Sunday, January 4, 2009

The Burning Desire

When you discover your mission, you will feel its demand. It will fill you with enthusiasm and a burning desire to get to work on it.
**W. Clement Stone**

       I'm not big on the whole New Year's resolution thing. I keep the same goals until I meet them or decided it is no longer in my best interest to pursue them and I don't tie the formation of these goals to an arbitrary calendar mark. I prefer to let them follow the course of inspiration, determination, and success. My current fitness goals are not new or surprising: Get down to my goal weight, run my first half marathon, and finish a 10K in less than an hour.
      Some goals seem to be with me forever. I've met my goal weight a few times, but it usually doesn't last and I was raised to always eat and live with the goal of loosing 10 pounds. It is often the only thing standing between me and the candy display at the checkout counter, and without this never ending goal, I'd need to loose a lot more.
      My burning desire goals, the ones that keep me inspired, working, and focused, change often. I'm always learning something new, finding inspiration, and discovering new things that I never knew existed or I never thought were in the realm of possibility for me. Growing up, I was told marathons were for crazy people that ran until they peed blood, (my mother still tells me this regularly, including last week.) I'd never heard of half marathons, I guess it never occurred to me that there was anything between a 10K and a marathon. I knew about 10Ks because my dad ran a couple, but that was in the 70's or maybe 80's. However, once I started running and realizing it wasn't has hard as I thought, I discovered new goals. As distances got easier physically, they got easier mentally too and I caught the racing bug.
       I've never been good at doing things I couldn't be the best at. As kid I quit if it wasn't easy and natural, and I definitely quit anything I couldn't master quickly. Now I'm grown up, and although I still like to be first and best, I know I'll never win a race. I joined the game much too late and am not built for speed, but I have been totally blown away at how all runners are treated as winners, even when they finish last. This game of simply setting a new PR, only competing against myself, and having a whole new group of friends that will cheer me on through the ups and downs, is so amazing to me. If running were one of those sports where you are only really welcome if you have talent or look like you fit in, I'd have given up long ago. It is the overwhelming acceptance of the running community that impresses me most.

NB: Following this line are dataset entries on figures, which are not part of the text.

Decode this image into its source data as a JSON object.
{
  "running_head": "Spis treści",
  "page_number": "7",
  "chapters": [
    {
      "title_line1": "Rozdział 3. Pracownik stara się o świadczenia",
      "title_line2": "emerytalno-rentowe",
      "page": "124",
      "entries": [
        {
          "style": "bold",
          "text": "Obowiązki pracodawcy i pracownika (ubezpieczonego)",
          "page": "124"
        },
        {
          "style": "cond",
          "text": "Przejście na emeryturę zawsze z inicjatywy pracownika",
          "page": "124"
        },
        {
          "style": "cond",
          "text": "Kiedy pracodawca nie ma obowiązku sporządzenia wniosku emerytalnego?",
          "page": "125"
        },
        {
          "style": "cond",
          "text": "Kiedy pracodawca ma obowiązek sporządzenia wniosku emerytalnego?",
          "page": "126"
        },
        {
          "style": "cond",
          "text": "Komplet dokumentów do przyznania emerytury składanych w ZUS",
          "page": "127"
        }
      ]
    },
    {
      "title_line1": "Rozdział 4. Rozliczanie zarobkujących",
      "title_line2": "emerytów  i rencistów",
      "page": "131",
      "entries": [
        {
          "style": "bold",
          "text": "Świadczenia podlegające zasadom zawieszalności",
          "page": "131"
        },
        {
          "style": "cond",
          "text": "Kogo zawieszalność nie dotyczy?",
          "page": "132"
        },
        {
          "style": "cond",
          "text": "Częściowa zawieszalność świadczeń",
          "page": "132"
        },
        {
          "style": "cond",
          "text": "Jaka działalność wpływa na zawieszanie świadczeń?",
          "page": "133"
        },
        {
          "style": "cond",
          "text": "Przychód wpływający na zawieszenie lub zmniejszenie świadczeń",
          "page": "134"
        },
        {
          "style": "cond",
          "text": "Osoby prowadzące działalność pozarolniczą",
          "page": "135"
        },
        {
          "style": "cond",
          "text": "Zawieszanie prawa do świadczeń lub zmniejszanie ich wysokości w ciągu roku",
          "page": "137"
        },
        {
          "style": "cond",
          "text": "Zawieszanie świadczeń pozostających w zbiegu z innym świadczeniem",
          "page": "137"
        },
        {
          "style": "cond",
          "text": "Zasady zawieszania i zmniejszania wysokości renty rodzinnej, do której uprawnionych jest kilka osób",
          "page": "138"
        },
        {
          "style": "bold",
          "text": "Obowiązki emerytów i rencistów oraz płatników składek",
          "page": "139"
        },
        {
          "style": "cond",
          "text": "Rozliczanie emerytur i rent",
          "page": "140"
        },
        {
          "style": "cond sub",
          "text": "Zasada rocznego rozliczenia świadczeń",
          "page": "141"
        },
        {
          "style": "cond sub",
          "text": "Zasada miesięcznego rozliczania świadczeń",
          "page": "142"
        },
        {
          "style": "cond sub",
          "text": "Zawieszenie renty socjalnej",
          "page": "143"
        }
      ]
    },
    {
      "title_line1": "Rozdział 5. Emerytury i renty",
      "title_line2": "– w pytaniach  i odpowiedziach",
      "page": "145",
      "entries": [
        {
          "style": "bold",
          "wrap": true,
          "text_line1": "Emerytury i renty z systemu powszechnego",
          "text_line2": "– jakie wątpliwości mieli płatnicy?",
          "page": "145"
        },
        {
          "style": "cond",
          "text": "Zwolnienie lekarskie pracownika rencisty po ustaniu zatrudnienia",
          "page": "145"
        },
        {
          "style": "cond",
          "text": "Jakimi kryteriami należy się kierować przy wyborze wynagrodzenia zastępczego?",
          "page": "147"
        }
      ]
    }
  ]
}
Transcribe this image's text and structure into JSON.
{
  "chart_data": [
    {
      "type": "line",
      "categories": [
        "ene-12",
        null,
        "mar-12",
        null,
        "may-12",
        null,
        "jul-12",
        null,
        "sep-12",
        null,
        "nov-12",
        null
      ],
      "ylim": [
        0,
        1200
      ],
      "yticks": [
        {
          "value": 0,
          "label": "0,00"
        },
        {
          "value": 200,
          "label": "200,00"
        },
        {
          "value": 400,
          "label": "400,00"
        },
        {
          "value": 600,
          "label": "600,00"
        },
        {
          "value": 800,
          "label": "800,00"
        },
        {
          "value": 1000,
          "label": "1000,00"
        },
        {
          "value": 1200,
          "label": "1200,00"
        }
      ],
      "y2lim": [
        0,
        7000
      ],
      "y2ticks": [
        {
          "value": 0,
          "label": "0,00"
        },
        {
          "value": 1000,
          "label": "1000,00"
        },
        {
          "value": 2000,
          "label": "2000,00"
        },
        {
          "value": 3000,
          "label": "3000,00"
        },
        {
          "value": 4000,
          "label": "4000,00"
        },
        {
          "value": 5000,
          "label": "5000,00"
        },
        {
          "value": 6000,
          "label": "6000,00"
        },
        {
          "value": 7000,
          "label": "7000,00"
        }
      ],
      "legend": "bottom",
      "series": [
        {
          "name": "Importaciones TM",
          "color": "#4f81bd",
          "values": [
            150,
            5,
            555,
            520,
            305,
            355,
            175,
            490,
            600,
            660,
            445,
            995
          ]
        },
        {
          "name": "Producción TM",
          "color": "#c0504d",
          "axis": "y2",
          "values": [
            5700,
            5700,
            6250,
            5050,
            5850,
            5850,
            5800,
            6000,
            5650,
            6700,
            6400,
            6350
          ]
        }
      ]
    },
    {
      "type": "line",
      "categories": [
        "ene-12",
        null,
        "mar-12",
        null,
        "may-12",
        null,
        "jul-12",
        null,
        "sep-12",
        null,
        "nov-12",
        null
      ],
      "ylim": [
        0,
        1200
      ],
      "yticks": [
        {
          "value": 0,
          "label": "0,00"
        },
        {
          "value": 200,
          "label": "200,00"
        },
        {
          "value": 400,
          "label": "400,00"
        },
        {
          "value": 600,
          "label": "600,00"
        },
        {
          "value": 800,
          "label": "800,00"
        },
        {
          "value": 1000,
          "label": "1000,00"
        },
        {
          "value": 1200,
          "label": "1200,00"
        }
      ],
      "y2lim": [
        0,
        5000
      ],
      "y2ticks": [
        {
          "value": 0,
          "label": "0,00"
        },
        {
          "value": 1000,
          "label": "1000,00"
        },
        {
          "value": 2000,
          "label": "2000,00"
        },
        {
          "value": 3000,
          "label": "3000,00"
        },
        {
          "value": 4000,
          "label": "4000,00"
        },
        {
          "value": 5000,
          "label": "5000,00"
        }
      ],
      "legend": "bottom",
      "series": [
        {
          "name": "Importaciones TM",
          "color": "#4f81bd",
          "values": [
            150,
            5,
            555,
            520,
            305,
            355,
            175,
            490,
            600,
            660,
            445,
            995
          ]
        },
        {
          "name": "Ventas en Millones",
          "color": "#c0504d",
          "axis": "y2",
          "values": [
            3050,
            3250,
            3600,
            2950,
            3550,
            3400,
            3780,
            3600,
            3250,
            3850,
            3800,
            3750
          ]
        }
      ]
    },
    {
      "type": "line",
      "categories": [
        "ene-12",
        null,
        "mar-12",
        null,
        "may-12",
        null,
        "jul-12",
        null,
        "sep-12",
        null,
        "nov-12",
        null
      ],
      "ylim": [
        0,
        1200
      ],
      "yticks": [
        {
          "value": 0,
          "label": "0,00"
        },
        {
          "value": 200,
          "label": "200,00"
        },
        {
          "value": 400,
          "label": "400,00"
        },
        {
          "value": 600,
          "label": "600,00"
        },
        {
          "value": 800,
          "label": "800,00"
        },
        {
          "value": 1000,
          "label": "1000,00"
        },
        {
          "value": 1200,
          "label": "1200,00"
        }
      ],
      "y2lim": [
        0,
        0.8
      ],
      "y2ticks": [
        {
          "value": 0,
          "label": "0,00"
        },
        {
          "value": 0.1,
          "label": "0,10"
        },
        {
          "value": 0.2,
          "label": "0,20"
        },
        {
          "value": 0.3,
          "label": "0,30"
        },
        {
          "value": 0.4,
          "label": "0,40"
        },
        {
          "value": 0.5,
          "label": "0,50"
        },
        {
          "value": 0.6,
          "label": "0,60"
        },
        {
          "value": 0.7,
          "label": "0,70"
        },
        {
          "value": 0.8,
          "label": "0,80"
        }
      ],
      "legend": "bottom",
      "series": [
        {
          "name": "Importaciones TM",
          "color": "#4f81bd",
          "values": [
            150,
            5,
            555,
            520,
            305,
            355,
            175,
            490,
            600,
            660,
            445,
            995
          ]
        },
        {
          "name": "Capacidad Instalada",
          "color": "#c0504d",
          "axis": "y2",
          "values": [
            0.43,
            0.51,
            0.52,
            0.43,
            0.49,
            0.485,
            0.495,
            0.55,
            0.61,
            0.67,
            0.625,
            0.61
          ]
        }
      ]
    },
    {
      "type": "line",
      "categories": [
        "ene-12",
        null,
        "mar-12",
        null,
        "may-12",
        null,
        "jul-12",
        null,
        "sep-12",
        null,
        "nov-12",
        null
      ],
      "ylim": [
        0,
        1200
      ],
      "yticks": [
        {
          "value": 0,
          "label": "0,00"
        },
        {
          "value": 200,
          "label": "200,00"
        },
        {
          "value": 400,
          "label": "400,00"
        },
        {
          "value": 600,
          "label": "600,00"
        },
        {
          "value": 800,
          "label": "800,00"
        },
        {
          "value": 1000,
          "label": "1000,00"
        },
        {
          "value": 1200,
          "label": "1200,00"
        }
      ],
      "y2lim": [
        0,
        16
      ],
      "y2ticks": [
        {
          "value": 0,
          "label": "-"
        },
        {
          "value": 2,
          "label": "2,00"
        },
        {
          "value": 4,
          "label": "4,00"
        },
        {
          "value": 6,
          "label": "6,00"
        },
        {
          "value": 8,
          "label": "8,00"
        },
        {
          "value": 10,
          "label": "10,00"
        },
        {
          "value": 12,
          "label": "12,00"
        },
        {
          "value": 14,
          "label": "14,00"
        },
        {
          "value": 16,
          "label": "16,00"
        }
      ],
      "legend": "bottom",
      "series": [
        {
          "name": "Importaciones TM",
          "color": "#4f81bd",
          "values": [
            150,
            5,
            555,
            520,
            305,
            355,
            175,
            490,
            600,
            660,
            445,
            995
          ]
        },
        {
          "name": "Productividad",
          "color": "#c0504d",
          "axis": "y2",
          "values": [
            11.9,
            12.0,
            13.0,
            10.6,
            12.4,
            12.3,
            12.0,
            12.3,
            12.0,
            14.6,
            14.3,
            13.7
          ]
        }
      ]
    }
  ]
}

It is the only sport where the hero of the day one day can be the guy running the Boston Marathon, (hi Bruce!), and the next day it the newbie that is excited to have run a few steps for the first time, (keep up the good fight Stanley, you are doing awesome!) I'm also amazed at how effortlessly running bridges the age, gender, race, and religion gaps. When you find a group of people at an office or party chatting about running, it will be the most diverse group in the room. You also discover quickly that everyone has their Achilles Heel, some injury, or other handicap that they have to overcome to keep running. I don't think I've found a runner yet that didn't have to keep an eye on some joint or muscle or chronic condition, so that it doesn't sneak up and bite them on the backside. Runners are not quitters though. Some are following the burning desire to run, others are following the burning desire to stay in shape, get in shape, meet fitness standards for work, or just spend time on the road alone. Whatever the reason, we have all found the same modus operandi to slake our thirst and fuel our burning desire.

4 comments:

greentigress said...

Thank you for your beautiful, inspiring writing, I relate to your post so much! it is true that the last in the race is cheered a lot, because i was 5 minutes later than everyone else on my 10k last year... I also am not happy unless I have 10 lbs to lose, and honestly if I was not trying to keep that goal I would be 25 stone or a lot more than that.

Stan said...

Wow, this was an awesome post. Thank you. Any motivation i have lost since September just came back after reading this. Thank you for everything. It's people like you that make people like me want to be better. :)

Anonymous said...

Great writing Wendy!Hope you don't mind but I’m interested in what was your main drive while crossing Catalina Channel : -)? Adventure, ocean call, curiosity, runaway, love ….. ?

Clare said...

i love the running community too. i recently volunteered at a race i ran last year and got an even BETTER feeling of acceptance and...just happiness! runners are good people.